Tommy’s ally in this determined quest to bash boundaries is his father, Thomas “Porky” Sullivan, an immigrant with a taste for Jameson’s Irish Whiskey, who established himself with the cops, politicians, and criminals in Boston as a bookmaker. In one episode, Porky teaches little Tommy to pitch a baseball by honing in on the catcher’s chatter and the slap of a fist striking a mitt. Then Porky bribes a Little League commissioner into letting his blind son pitch an inning.
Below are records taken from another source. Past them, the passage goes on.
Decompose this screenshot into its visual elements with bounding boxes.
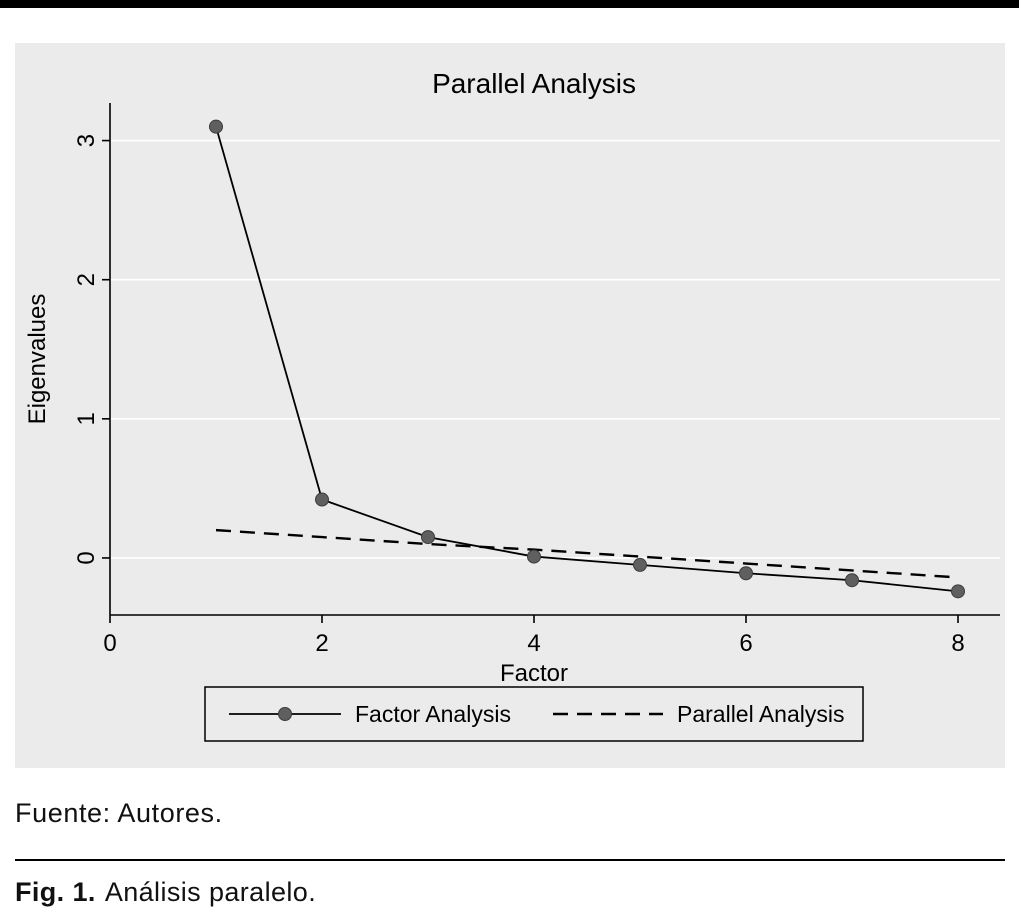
data-point-marker: [951, 584, 965, 599]
series-factor-analysis-markers: [209, 119, 965, 599]
top-divider: [0, 0, 1019, 8]
caption-divider: [15, 859, 1005, 861]
y-axis-title: Eigenvalues: [24, 294, 51, 425]
source-note: Fuente: Autores.: [15, 798, 223, 828]
data-point-marker: [209, 119, 223, 134]
x-axis-ticks: 0 2 4 6 8: [103, 615, 965, 657]
data-point-marker: [633, 557, 647, 572]
series-parallel-analysis: [215, 528, 959, 579]
y-tick-label: 2: [73, 273, 100, 286]
data-point-marker: [421, 530, 435, 545]
x-tick-label: 4: [527, 630, 540, 657]
legend-marker-factor-analysis: [278, 707, 292, 721]
axes: [109, 103, 1000, 616]
x-axis-title: Factor: [500, 660, 568, 687]
data-point-marker: [739, 566, 753, 581]
legend: Factor Analysis Parallel Analysis: [204, 686, 864, 742]
chart-title: Parallel Analysis: [432, 68, 636, 99]
data-point-marker: [527, 549, 541, 564]
figure-caption: Fig. 1. Análisis paralelo.: [15, 877, 1019, 908]
y-tick-label: 3: [73, 134, 100, 147]
data-point-marker: [315, 492, 329, 507]
x-tick-label: 8: [951, 630, 964, 657]
data-point-marker: [845, 573, 859, 588]
x-tick-label: 0: [103, 630, 116, 657]
x-tick-label: 6: [739, 630, 752, 657]
x-tick-label: 2: [315, 630, 328, 657]
legend-label-parallel-analysis: Parallel Analysis: [677, 701, 844, 727]
figure-label: Fig. 1.: [15, 877, 96, 907]
figure-panel: 0 1 2 3 0 2 4 6 8 Parallel Analysis Factor Eigenval…: [15, 43, 1005, 768]
y-axis-ticks: 0 1 2 3: [73, 134, 110, 565]
legend-label-factor-analysis: Factor Analysis: [355, 701, 511, 727]
y-tick-label: 0: [73, 551, 100, 564]
series-factor-analysis: [215, 126, 959, 593]
figure-text: Análisis paralelo.: [104, 877, 317, 907]
y-tick-label: 1: [73, 412, 100, 425]
parallel-analysis-chart: 0 1 2 3 0 2 4 6 8 Parallel Analysis Factor Eigenval…: [24, 68, 1000, 742]
gridlines: [110, 139, 1000, 559]
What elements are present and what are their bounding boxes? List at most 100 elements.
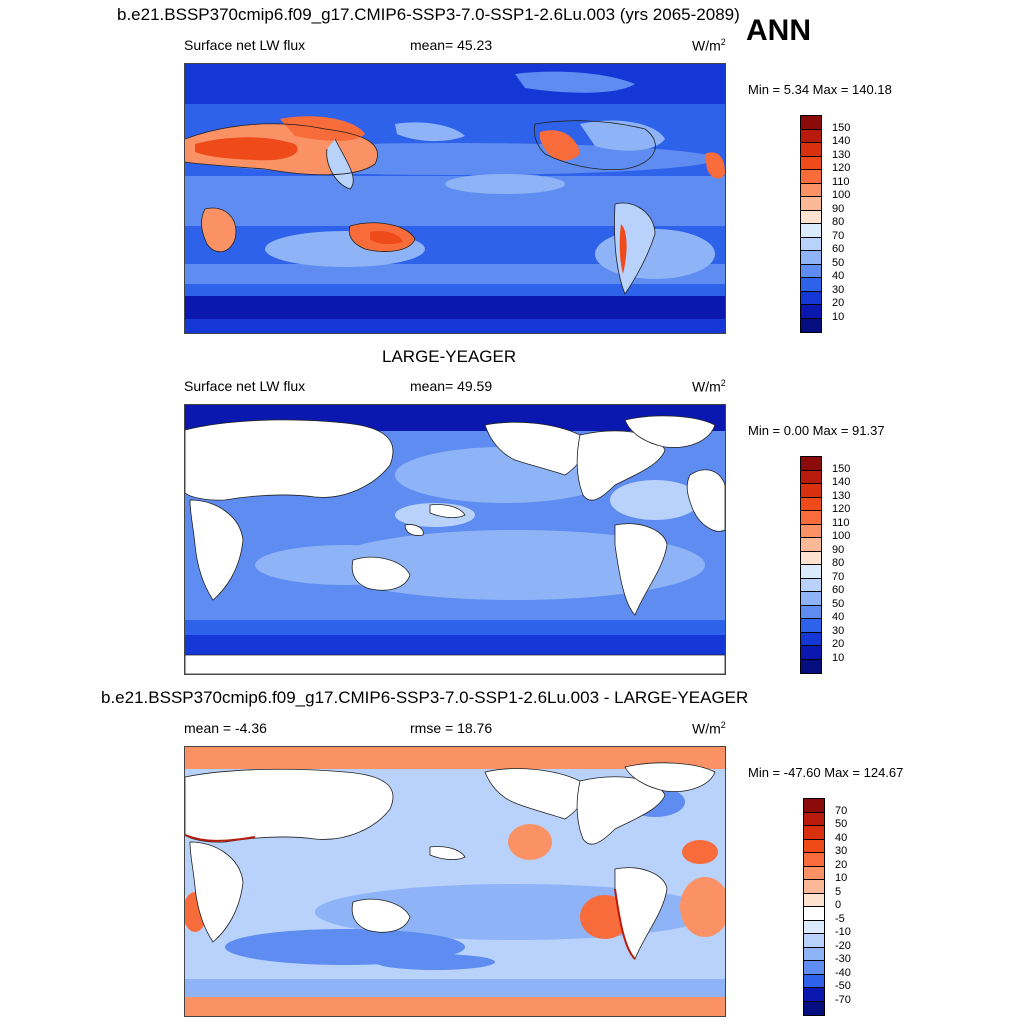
panel3-colorbar-segment	[804, 988, 824, 1002]
panel2-title: LARGE-YEAGER	[382, 347, 517, 366]
panel1-colorbar-segment	[801, 210, 821, 224]
panel2-colorbar-tick-label: 50	[832, 597, 845, 610]
panel1-colorbar-segment	[801, 278, 821, 292]
panel2-colorbar-segment	[801, 592, 821, 606]
panel2-mean-label: mean= 49.59	[410, 378, 493, 394]
panel1-colorbar-segment	[801, 251, 821, 265]
panel3-colorbar-segment	[804, 839, 824, 853]
panel1-colorbar-segment	[801, 170, 821, 184]
panel1-colorbar-tick-label: 110	[832, 175, 850, 188]
panel1-colorbar-tick-label: 120	[832, 162, 851, 174]
panel3-colorbar-tick-label: 50	[835, 818, 848, 830]
panel1-units-label: W/m2	[692, 37, 726, 54]
panel1-colorbar-segment	[801, 143, 821, 157]
panel3-colorbar-tick-label: 40	[835, 831, 848, 844]
panel2-map	[184, 404, 726, 675]
panel2-colorbar-tick-label: 30	[832, 624, 845, 637]
panel2-units-label: W/m2	[692, 378, 726, 395]
panel2-colorbar-segment	[801, 565, 821, 579]
panel3-colorbar-tick-label: -30	[835, 953, 851, 965]
panel1-colorbar-segment	[801, 305, 821, 319]
panel2-colorbar	[800, 456, 822, 674]
panel1-colorbar-tick-label: 70	[832, 229, 845, 242]
panel1-colorbar-segment	[801, 116, 821, 130]
panel2-colorbar-tick-label: 10	[832, 651, 845, 664]
panel2-colorbar-segment	[801, 659, 821, 673]
panel2-colorbar-segment	[801, 511, 821, 525]
panel1-mean-label: mean= 45.23	[410, 37, 493, 53]
panel1-colorbar-tick-label: 50	[832, 256, 845, 269]
panel3-colorbar-segment	[804, 947, 824, 961]
panel3-colorbar-segment	[804, 907, 824, 921]
panel1-map	[184, 63, 726, 334]
panel1-colorbar-tick-label: 130	[832, 148, 851, 161]
season-label: ANN	[746, 14, 811, 47]
panel1-colorbar-segment	[801, 224, 821, 238]
panel1-colorbar-tick-label: 150	[832, 121, 851, 134]
panel2-colorbar-tick-label: 90	[832, 543, 845, 556]
panel3-colorbar-segment	[804, 1001, 824, 1015]
panel1-colorbar-segment	[801, 291, 821, 305]
panel1-colorbar	[800, 115, 822, 333]
panel1-colorbar-segment	[801, 156, 821, 170]
panel2-colorbar-segment	[801, 632, 821, 646]
panel3-mean-label: mean = -4.36	[184, 720, 267, 736]
panel2-colorbar-segment	[801, 538, 821, 552]
panel2-colorbar-tick-label: 130	[832, 489, 851, 502]
panel2-colorbar-segment	[801, 605, 821, 619]
panel2-colorbar-tick-label: 100	[832, 530, 851, 542]
panel2-colorbar-tick-label: 20	[832, 638, 845, 650]
panel1-colorbar-tick-label: 60	[832, 243, 845, 255]
panel3-minmax-label: Min = -47.60 Max = 124.67	[748, 765, 904, 780]
panel2-colorbar-segment	[801, 470, 821, 484]
panel2-colorbar-segment	[801, 646, 821, 660]
panel3-colorbar-segment	[804, 866, 824, 880]
panel1-colorbar-tick-label: 40	[832, 270, 845, 282]
panel3-colorbar-segment	[804, 920, 824, 934]
panel3-colorbar-segment	[804, 812, 824, 826]
panel1-colorbar-tick-label: 30	[832, 283, 845, 296]
panel1-colorbar-tick-label: 100	[832, 189, 851, 201]
panel2-colorbar-segment	[801, 457, 821, 471]
panel3-rmse-label: rmse = 18.76	[410, 720, 493, 736]
panel3-colorbar	[803, 798, 825, 1016]
panel1-colorbar-tick-label: 20	[832, 297, 845, 309]
panel3-colorbar-segment	[804, 880, 824, 894]
panel2-colorbar-tick-label: 70	[832, 570, 845, 583]
panel3-colorbar-segment	[804, 961, 824, 975]
panel3-units-label: W/m2	[692, 720, 726, 737]
panel1-colorbar-segment	[801, 183, 821, 197]
panel1-colorbar-tick-label: 80	[832, 216, 845, 228]
panel1-colorbar-tick-label: 140	[832, 135, 851, 147]
panel3-colorbar-segment	[804, 853, 824, 867]
panel1-colorbar-segment	[801, 237, 821, 251]
panel3-colorbar-segment	[804, 974, 824, 988]
panel2-colorbar-tick-label: 60	[832, 584, 845, 596]
panel1-colorbar-segment	[801, 197, 821, 211]
panel2-colorbar-tick-label: 140	[832, 476, 851, 488]
panel3-colorbar-segment	[804, 893, 824, 907]
panel3-map	[184, 746, 726, 1017]
panel2-colorbar-tick-label: 120	[832, 503, 851, 515]
panel1-colorbar-segment	[801, 264, 821, 278]
panel3-colorbar-tick-label: 0	[835, 899, 842, 911]
panel2-colorbar-tick-label: 150	[832, 462, 851, 475]
panel2-variable-label: Surface net LW flux	[184, 378, 306, 394]
panel3-colorbar-tick-label: -50	[835, 980, 851, 992]
panel2-colorbar-segment	[801, 551, 821, 565]
panel3-colorbar-tick-label: -70	[835, 993, 851, 1006]
panel2-colorbar-tick-label: 40	[832, 611, 845, 623]
panel2-colorbar-segment	[801, 484, 821, 498]
panel1-colorbar-tick-label: 10	[832, 310, 845, 323]
panel3-colorbar-tick-label: 10	[835, 872, 848, 884]
panel3-title: b.e21.BSSP370cmip6.f09_g17.CMIP6-SSP3-7.…	[101, 688, 749, 707]
panel3-colorbar-segment	[804, 826, 824, 840]
panel3-colorbar-segment	[804, 799, 824, 813]
panel1-colorbar-segment	[801, 129, 821, 143]
panel2-colorbar-tick-label: 110	[832, 516, 850, 529]
panel2-colorbar-segment	[801, 619, 821, 633]
panel3-colorbar-tick-label: 5	[835, 885, 842, 898]
panel3-colorbar-segment	[804, 934, 824, 948]
panel3-colorbar-tick-label: -5	[835, 912, 845, 925]
panel1-variable-label: Surface net LW flux	[184, 37, 306, 53]
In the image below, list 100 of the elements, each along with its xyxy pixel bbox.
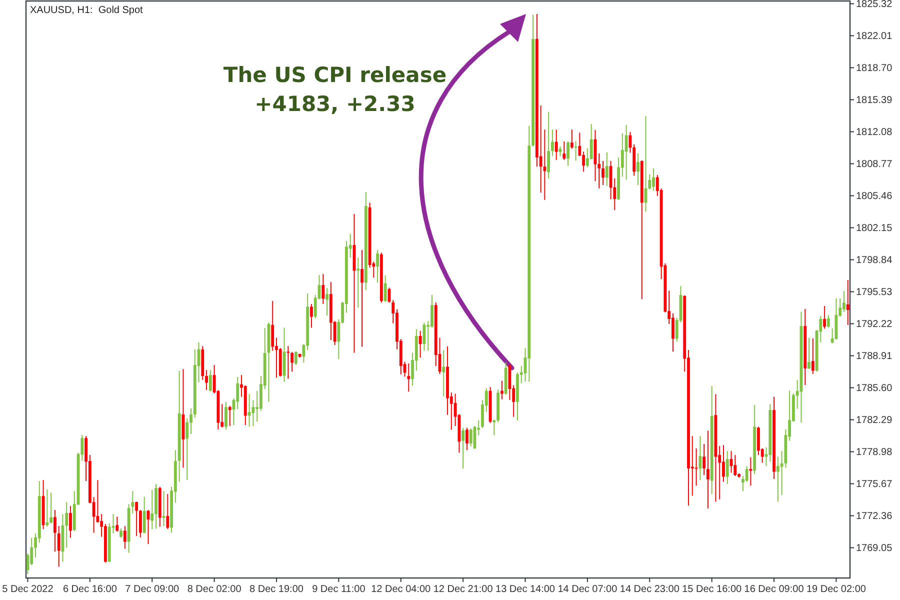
y-tick-label: 1822.01 (856, 31, 893, 42)
x-tick-label: 13 Dec 14:00 (496, 584, 556, 595)
candlestick (757, 426, 760, 456)
candlestick (846, 280, 850, 326)
candlestick (749, 456, 752, 486)
candlestick (407, 362, 410, 392)
candlestick (811, 338, 814, 374)
candlestick (46, 488, 49, 528)
candlestick (551, 129, 554, 156)
y-tick-label: 1808.77 (856, 159, 893, 170)
y-tick-label: 1825.32 (856, 0, 893, 10)
candlestick (69, 506, 72, 538)
candlestick (116, 516, 119, 532)
candlestick (823, 306, 826, 330)
candlestick (628, 132, 632, 154)
candlestick (430, 294, 434, 328)
candlestick (271, 300, 274, 352)
candlestick (150, 490, 154, 530)
candlestick (808, 337, 810, 370)
candlestick (422, 322, 426, 352)
candlestick (469, 428, 472, 447)
candlestick (706, 430, 710, 509)
candlestick (566, 140, 570, 166)
y-tick-label: 1775.67 (856, 479, 893, 490)
x-tick-label: 8 Dec 19:00 (250, 584, 304, 595)
x-tick-label: 12 Dec 04:00 (371, 584, 432, 595)
x-tick-label: 7 Dec 09:00 (125, 584, 180, 595)
candlestick (208, 370, 212, 392)
candlestick (224, 402, 228, 430)
candlestick (652, 168, 655, 192)
y-tick-label: 1815.39 (856, 95, 893, 106)
candlestick (636, 152, 640, 186)
candlestick (360, 250, 364, 348)
candlestick (166, 494, 170, 530)
candlestick (294, 350, 298, 366)
candlestick (50, 492, 53, 524)
y-tick-label: 1812.08 (856, 127, 893, 138)
y-tick-label: 1782.29 (856, 415, 893, 426)
y-tick-label: 1805.46 (856, 191, 893, 202)
y-tick-label: 1818.70 (856, 63, 893, 74)
candlestick (672, 312, 674, 352)
candlestick (286, 346, 290, 380)
candlestick (186, 418, 189, 481)
y-tick-label: 1785.60 (856, 383, 893, 394)
candlestick (123, 526, 126, 550)
candlestick (776, 456, 780, 502)
candlestick (698, 436, 702, 481)
candlestick (162, 490, 166, 527)
candlestick (65, 502, 68, 548)
candlestick (326, 288, 328, 316)
candlestick (465, 427, 468, 451)
y-tick-label: 1778.98 (856, 447, 893, 458)
x-tick-label: 19 Dec 02:00 (806, 584, 866, 595)
candlestick (842, 290, 846, 313)
y-tick-label: 1798.84 (856, 255, 893, 266)
candlestick (138, 510, 142, 538)
candlestick (722, 444, 725, 482)
candlestick (547, 111, 550, 180)
annotation: +4183, +2.33 (254, 92, 416, 116)
x-tick-label: 14 Dec 07:00 (558, 584, 618, 595)
candlestick (142, 496, 146, 534)
candlestick (190, 408, 192, 435)
y-tick-label: 1788.91 (856, 351, 893, 362)
candlestick (734, 454, 737, 476)
candlestick (205, 370, 208, 391)
candlestick (30, 537, 34, 566)
chart-title: XAUUSD, H1: Gold Spot (30, 5, 144, 16)
candlestick (310, 304, 313, 328)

The boy’s mother, on the other hand, having been advised by a leading eye specialist to “institutionalize” the child, believes that Tommy must “overcome his disability with a talent.” She pushes him toward an “educated and artistic” life, fencing him in and, unwittingly, threatening his spirit. But Tommy favors Jerry Lee Lewis and Fats Domino over classical piano, and he prefers public school over the “blindey” school.
More than anything that summer he wants a playmate, and his neighbor Billy shows up to fill the bill. But his place in the world is threatened by a tormentor named Eddy, and Tommy must find a way to stand up to the bully.
Sullivan is an actor, entertainer, and producer who has appeared in many TV shows and movies. He is also a much sought-after motivational speaker. His 1975 autobiography, If You Could See What I Hear, was a New York Times bestseller and a major motion picture. He has also written Seeing Lessons: 14 Life Secrets I’ve Learned Along the Way; Special Parent Special Child; The Leading Lady: Dinah’s Story; and several books for children. But it all started in 1959 with that escape down the Charles River, when he discovered that he “wanted to be a person that happened to be blind, rather than a blind person.”